What Is OLED Burn-In?

Understand what OLED burn-in is, how it differs from temporary image retention, and how to spot it before it becomes permanent.

OLED panels produce light pixel by pixel, which gives them perfect black levels and incredible contrast. That same design also makes them vulnerable to burn-in — a permanent mark left on the screen by static images shown over a long time.

Burn-in vs. image retention

People often confuse two related issues:

  • Image retention is temporary. A faint ghost of a logo or HUD disappears after a few minutes of varied content.
  • Burn-in is permanent. The same ghost stays visible no matter what you display, because the affected pixels have aged unevenly.

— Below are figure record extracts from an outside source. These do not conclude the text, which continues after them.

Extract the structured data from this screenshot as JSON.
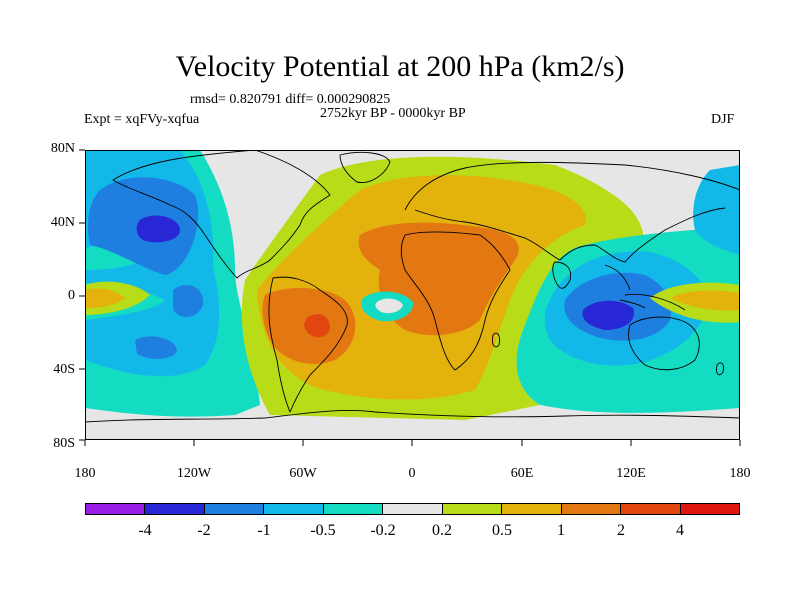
{
  "title": "Velocity Potential at 200 hPa (km2/s)",
  "stats": "rmsd= 0.820791 diff= 0.000290825",
  "period": "2752kyr BP - 0000kyr BP",
  "expt": "Expt = xqFVy-xqfua",
  "season": "DJF",
  "lat_labels": [
    "80N",
    "40N",
    "0",
    "40S",
    "80S"
  ],
  "lon_labels": [
    "180",
    "120W",
    "60W",
    "0",
    "60E",
    "120E",
    "180"
  ],
  "colorbar": {
    "labels": [
      "-4",
      "-2",
      "-1",
      "-0.5",
      "-0.2",
      "0.2",
      "0.5",
      "1",
      "2",
      "4"
    ],
    "colors": [
      "#9a1ee6",
      "#2727d6",
      "#1f7fe0",
      "#12b9e8",
      "#13dcc3",
      "#e6e6e6",
      "#b8dc18",
      "#e3b20c",
      "#e37812",
      "#e2460f",
      "#e0150e"
    ]
  },
  "map_colors": {
    "ocean_bg": "#e6e6e6",
    "neg1": "#13dcc3",
    "neg2": "#12b9e8",
    "neg3": "#1f7fe0",
    "neg4": "#2727d6",
    "pos1": "#b8dc18",
    "pos2": "#e3b20c",
    "pos3": "#e37812",
    "pos4": "#e2460f"
  }
}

If a mark fades away, it was retention. If it is still there the next day in the same spot, it is likely burn-in.

What causes it

Burn-in happens when bright, static elements — channel logos, news tickers, game HUDs, taskbars — stay in the same position for hundreds of hours. Those pixels wear out faster than their neighbors and emit less light, leaving a dim imprint.

How to check for it

The fastest way to tell is with full-screen solid colors:

  1. Open a gray test — burn-in shows up clearly against a mid-tone background.
  2. Switch to red, green, and blue — different wear is visible on different colors.
  3. Use white to check for overall uniformity and faint shadows.

Move slowly and look at the corners, edges, and anywhere static UI usually sits. Want to try it now? Open the homepage test and run the sequence on your screen.

The takeaway

You cannot reverse true burn-in, but catching it early lets you adjust brightness, enable pixel-shifting, and vary your content to slow it down. A quick color test once a month is enough to stay ahead of it.